After graduation, Markowsky studied aerospace engineering at Cornell University with grants from NASA, which led to an interest in the space program. However, with the space program undergoing major upheavals in the late 1960’s, Markowsky instead accepted a job offer from AEP in 1971.

Over his three decades at AEP, which relocated from New York City to Columbus, Ohio, in the 1980s, Markowsky held several positions. At the time he retired he was serving as executive vice president for power generation.

“AEP was one of the few companies that would design, build, and operate our own power plants. As I moved up the line, I had coal mines, rail fleets, barges, and the engineering and construction organizations that built power plants—as well as the operators of the plants themselves—reporting to me.”

In 2007 Markowsky joined a National Academy of Engineering committee charged with studying the country’s energy future.  He was selected to head the subgroup on electrical transmission and distribution.

“My expertise was actually the opposite—I focused on power generation, but I took on heading the subcommittee and that was where I met Steve,” he says, referring to Steven Chu, tapped in 2009 to be President Barack Obama’s Secretary of Energy.

Early in 2009, Markowsky received a call from Chu, asking him to submit his name for consideration for an assistant secretary position with the Department of Energy. After two conversations, Markowsky agreed to submit his name as the presidential appointee for assistant secretary for fossil energy. 

“I liked Secretary Chu and what he planned to do with the Department of Energy (DOE). He seemed to be setting up a strong team of people experienced in academia and industry, and his vision for DOE was great,” Markowsky says.

Markowsky was confirmed by the Senate in August 2009 and served as DOE’s assistant secretary for fossil energy through November 2010. In this role, he was charged with spending $4 billion of money directed toward clean coal programs from American Recovery and Reinvestment Act.

Markowsky’s work at the Department of Energy focused on carbon capture and storage technology, which removes carbon emissions from power plants and stores the carbon in places other than in the atmosphere. Developing this technology is considered by many to be an essential part of slowing the global climate change process. Markowsky lead the effort that set up 10 demonstration plants, to study how carbon could be removed and sequestered from coal-fired power plants in an economically viable way by the year 2020.

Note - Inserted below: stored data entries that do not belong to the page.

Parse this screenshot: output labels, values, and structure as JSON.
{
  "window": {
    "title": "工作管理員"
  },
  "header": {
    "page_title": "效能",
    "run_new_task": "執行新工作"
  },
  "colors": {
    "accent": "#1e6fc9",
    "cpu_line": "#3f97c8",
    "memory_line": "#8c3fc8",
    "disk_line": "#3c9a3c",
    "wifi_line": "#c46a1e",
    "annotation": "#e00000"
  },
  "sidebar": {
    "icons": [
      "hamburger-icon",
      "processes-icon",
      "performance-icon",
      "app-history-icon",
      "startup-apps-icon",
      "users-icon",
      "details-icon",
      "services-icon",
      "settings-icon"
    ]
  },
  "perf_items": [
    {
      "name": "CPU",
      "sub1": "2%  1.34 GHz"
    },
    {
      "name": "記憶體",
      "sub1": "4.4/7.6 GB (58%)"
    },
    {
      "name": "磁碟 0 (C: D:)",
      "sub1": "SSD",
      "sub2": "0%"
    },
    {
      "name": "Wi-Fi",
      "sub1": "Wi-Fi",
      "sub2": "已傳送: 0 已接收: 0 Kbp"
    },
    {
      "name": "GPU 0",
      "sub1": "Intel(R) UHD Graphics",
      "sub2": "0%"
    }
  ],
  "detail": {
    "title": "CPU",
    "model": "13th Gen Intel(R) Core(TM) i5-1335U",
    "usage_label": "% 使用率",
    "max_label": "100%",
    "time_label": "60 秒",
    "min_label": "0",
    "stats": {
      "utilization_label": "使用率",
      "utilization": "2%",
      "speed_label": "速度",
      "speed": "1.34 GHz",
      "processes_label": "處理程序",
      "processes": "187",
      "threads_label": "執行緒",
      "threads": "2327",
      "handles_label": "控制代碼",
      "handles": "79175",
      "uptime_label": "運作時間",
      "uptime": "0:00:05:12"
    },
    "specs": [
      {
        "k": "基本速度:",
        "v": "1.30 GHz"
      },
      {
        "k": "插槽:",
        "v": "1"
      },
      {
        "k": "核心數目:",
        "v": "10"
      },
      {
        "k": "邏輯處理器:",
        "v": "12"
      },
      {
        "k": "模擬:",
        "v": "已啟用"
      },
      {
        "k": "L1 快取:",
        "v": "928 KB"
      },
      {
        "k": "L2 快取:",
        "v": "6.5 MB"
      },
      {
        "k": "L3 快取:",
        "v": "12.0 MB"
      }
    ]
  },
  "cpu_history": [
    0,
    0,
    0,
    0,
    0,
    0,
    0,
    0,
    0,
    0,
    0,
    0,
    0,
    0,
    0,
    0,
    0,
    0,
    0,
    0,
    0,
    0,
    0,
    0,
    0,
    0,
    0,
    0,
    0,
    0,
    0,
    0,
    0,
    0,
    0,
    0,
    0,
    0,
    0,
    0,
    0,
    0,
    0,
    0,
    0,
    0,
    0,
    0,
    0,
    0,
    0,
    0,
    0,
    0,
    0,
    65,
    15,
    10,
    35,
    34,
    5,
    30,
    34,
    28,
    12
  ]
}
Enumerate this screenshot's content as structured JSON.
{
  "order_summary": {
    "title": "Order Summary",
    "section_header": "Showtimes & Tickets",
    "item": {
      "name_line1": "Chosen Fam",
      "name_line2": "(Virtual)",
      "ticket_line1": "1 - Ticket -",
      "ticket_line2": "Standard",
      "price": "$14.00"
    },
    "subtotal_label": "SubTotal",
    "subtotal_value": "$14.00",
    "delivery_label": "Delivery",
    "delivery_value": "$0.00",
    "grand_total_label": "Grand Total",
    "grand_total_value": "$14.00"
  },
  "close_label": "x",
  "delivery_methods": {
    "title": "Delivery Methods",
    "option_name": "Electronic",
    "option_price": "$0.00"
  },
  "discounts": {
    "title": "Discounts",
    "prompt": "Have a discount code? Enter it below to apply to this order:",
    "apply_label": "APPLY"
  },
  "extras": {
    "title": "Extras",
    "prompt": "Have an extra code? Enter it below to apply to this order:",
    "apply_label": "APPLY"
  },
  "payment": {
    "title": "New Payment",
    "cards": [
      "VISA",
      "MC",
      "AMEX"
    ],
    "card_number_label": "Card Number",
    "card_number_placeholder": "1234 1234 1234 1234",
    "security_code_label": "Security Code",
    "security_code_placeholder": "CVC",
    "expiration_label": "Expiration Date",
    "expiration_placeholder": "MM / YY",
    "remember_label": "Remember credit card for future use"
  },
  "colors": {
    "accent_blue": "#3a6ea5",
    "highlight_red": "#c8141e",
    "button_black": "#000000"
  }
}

Markowsky says he left his DOE position to spend more time with his family, and was proud of the work he had done there.

“We had to obligate the $4 billion by the end of September so I got the programs in place and reorganized the lab and accomplished what needed to be done.”

He says throughout his highly successful career, Markowsky repeatedly drew on his Pratt education.

“The education I got in thermodynamics, the basis of all energy systems, was the basis for my work,” he says. “I gained the insight to ask questions to get to the heart of issues and Pratt helped me develop that by the exposure I got in those courses,” he says.